Protect her? Was he crazy? She had all the protection she needed in the shape of the material assets she had chosen above their love.

‘It’s my duty, I owe it to him,’ she had told him sadly when she had allowed her uncle to part them and send her away to New York, but those had been words he hadn’t wanted to hear.

Last night, holding her in his arms, kissing her…She’d been back less than a week and already…He wasn’t going to make the same mistake he had made last time. This time he was going to be on his guard and stay on it…

He had known, of course, of her uncle’s plans for Verity’s future and the way her uncle had deliberately fostered and used her strong sense of duty for his own ends.

One of the first things he had decided when he had found himself widowed and the father of a baby girl was that he would never ever manipulate her feelings and cause her to feel that she was in debt to him for anything in the way he had witnessed Verity’s uncle manipulating hers.

But, naively perhaps, he had assumed that Verity had shared his feelings, his belief that their future lay together.

‘Do you love me?’ he had demanded, and shyly she had nodded.

Had she ever loved him or…?

‘I’ll be back soon from New York and then…then we can be together,’ she told him.

And he had taken that to mean that she had wanted to marry him, and share his dream of establishing a business together.

He could still remember the sense of excitement and pride he had felt the day he had first taken her to see the small run-down market garden he had hoped to buy. She had seemed as thrilled and excited as him.

‘There’s a real market locally for a garden centre and a landscaping service, but it won’t be easy,’ he warned her. ‘I’ve been through all the figures with the bank and for the first few years we’re going to have to plough back every penny we make into the business. I won’t be able to buy us a big house or give you a nice car.’

‘I don’t care about things like that,’ Verity assured him softly, making one of those lightning changes she could make from a girl’s naïveté to a woman’s maturity and shaking his heart to its roots in the process. It fascinated and delighted him, held him in thrall with awe to be privileged to see these glimpses of the woman she was going to be. She was so gentle, so loving, so everything that most appealed to him in a woman.

‘I don’t care where we live just so long as we’re together…’
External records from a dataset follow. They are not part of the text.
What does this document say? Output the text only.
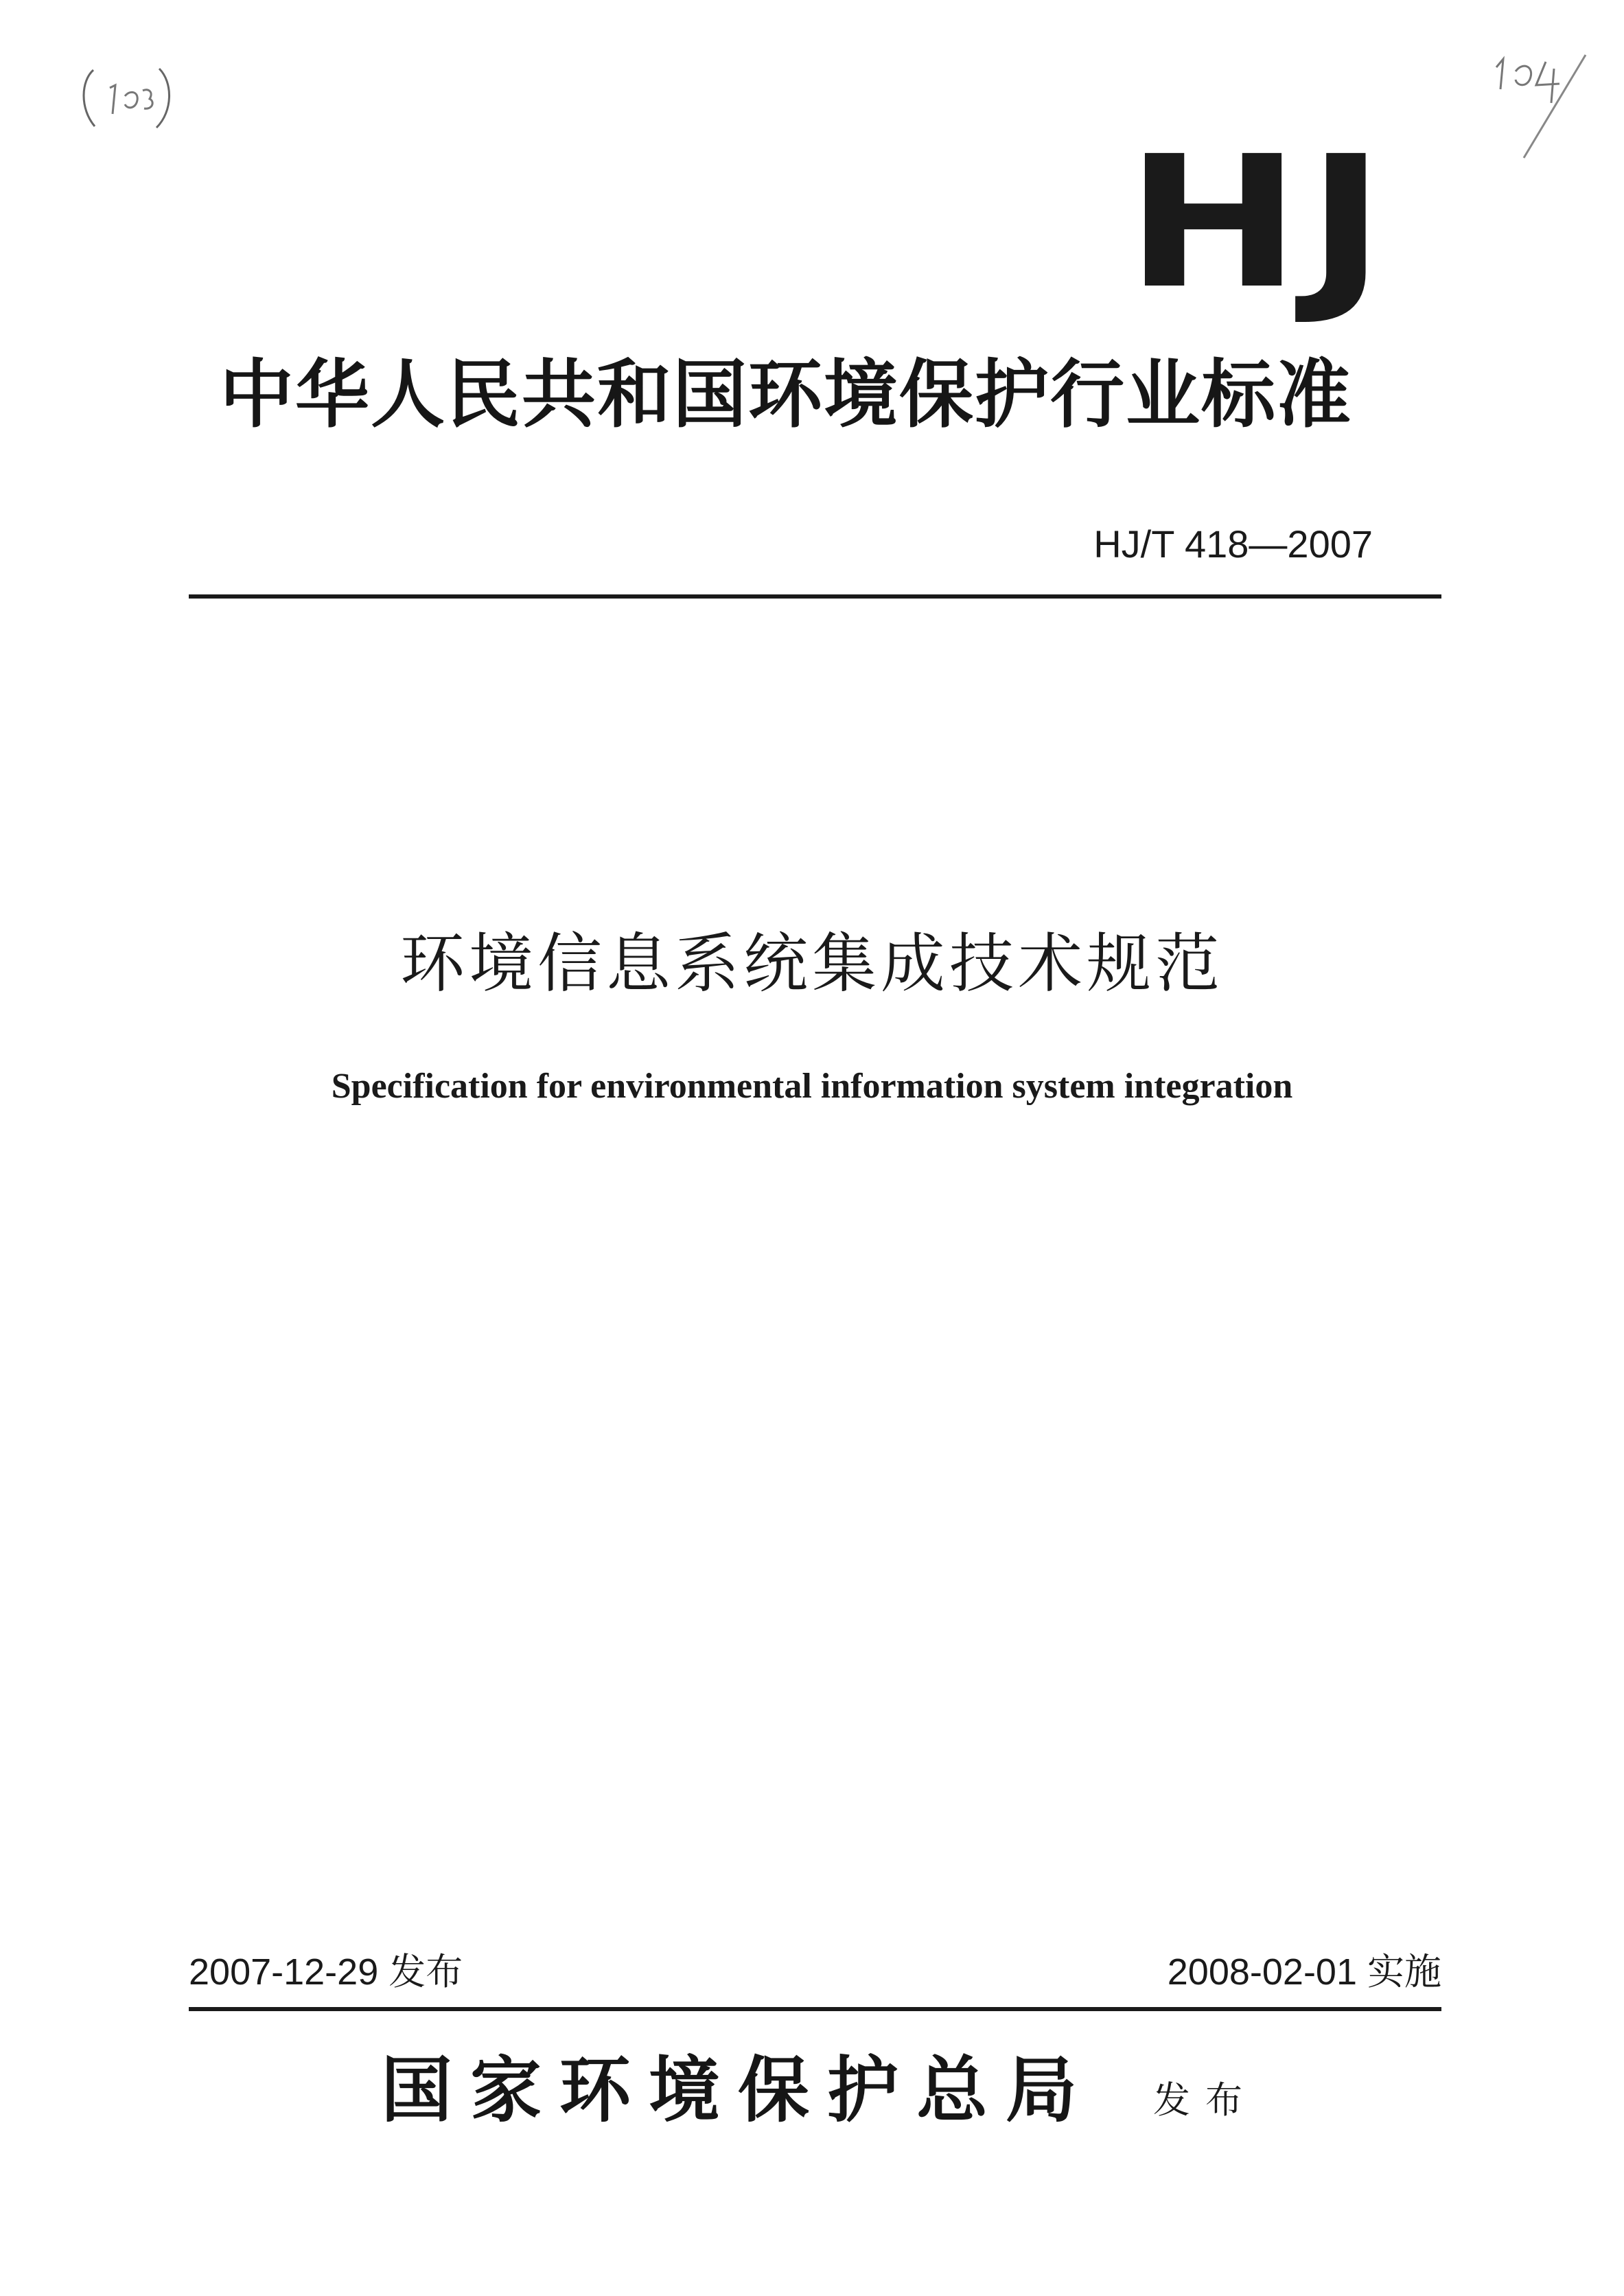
HJ
中华人民共和国环境保护行业标准
HJ/T 418—2007
环境信息系统集成技术规范
Specification for environmental information system integration
2007-12-29 发布	2008-02-01 实施
国家环境保护总局 发布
‘Well, I should certainly make enough to support a wife and our child, our children…’ he had whispered. It was all he wanted then. His parents were away on holiday with friends and he took her home with him, making love to her in the warm shadows of the summer evening. He was twenty-seven and considered himself already a man; she was twenty-one.

‘I’m going to see the bank manager tomorrow,’ he whispered to her as he slowly licked and then kissed her pretty pink fingertips, ‘and then I’m going to put a formal offer in on the business. Once it’s ours, we can start to make plans for our wedding.’
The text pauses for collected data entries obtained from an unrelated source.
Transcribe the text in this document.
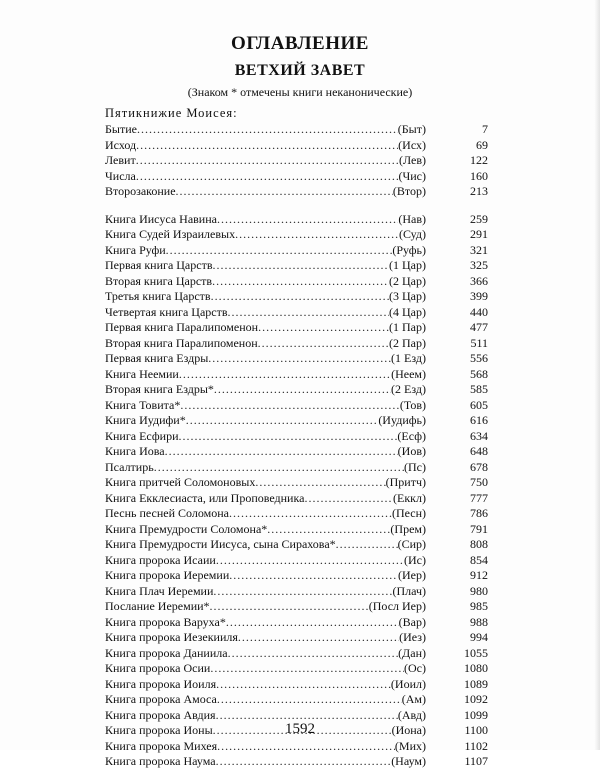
ОГЛАВЛЕНИЕ
ВЕТХИЙ ЗАВЕТ
(Знаком * отмечены книги неканонические)
Пятикнижие Моисея:
Бытие .....	(Быт)	7
Исход .....	(Исх)	69
Левит .....	(Лев)	122
Числа .....	(Чис)	160
Второзаконие .....	(Втор)	213
Книга Иисуса Навина .....	(Нав)	259
Книга Судей Израилевых .....	(Суд)	291
Книга Руфи .....	(Руфь)	321
Первая книга Царств .....	(1 Цар)	325
Вторая книга Царств .....	(2 Цар)	366
Третья книга Царств .....	(3 Цар)	399
Четвертая книга Царств .....	(4 Цар)	440
Первая книга Паралипоменон .....	(1 Пар)	477
Вторая книга Паралипоменон .....	(2 Пар)	511
Первая книга Ездры .....	(1 Езд)	556
Книга Неемии .....	(Неем)	568
Вторая книга Ездры* .....	(2 Езд)	585
Книга Товита* .....	(Тов)	605
Книга Иудифи* .....	(Иудифь)	616
Книга Есфири .....	(Есф)	634
Книга Иова .....	(Иов)	648
Псалтирь .....	(Пс)	678
Книга притчей Соломоновых .....	(Притч)	750
Книга Екклесиаста, или Проповедника .....	(Еккл)	777
Песнь песней Соломона .....	(Песн)	786
Книга Премудрости Соломона* .....	(Прем)	791
Книга Премудрости Иисуса, сына Сирахова* .....	(Сир)	808
Книга пророка Исаии .....	(Ис)	854
Книга пророка Иеремии .....	(Иер)	912
Книга Плач Иеремии .....	(Плач)	980
Послание Иеремии* .....	(Посл Иер)	985
Книга пророка Варуха* .....	(Вар)	988
Книга пророка Иезекииля .....	(Иез)	994
Книга пророка Даниила .....	(Дан)	1055
Книга пророка Осии .....	(Ос)	1080
Книга пророка Иоиля .....	(Иоил)	1089
Книга пророка Амоса .....	(Ам)	1092
Книга пророка Авдия .....	(Авд)	1099
Книга пророка Ионы .....	(Иона)	1100
Книга пророка Михея .....	(Мих)	1102
Книга пророка Наума .....	(Наум)	1107
1592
He thought that the quick tears that filled her eyes were tears of love and pleasure—she often wept huge silent tears of bliss after their lovemaking—and it was only later that he realised that she had wept because she had known that, by the time he was the owner of the small plot of land, she would be on the other side of the Atlantic.

Silas warned her repeatedly that her uncle was trying to separate them, that he had his own selfish reasons for not wanting them to marry, but Verity refused to listen.

Her uncle wasn’t like that, she protested, white-faced. He didn’t push the matter, thinking he knew how vulnerable she was, how much she needed to believe that the man who had brought her up did care more about her than his business, not wanting to do anything that might potentially hurt her.

Hurt her! Did she care about hurting him when she ignored his letter, his pleas to her to come home? She didn’t even care enough to write to him and tell him that it was over. She simply ignored his letter.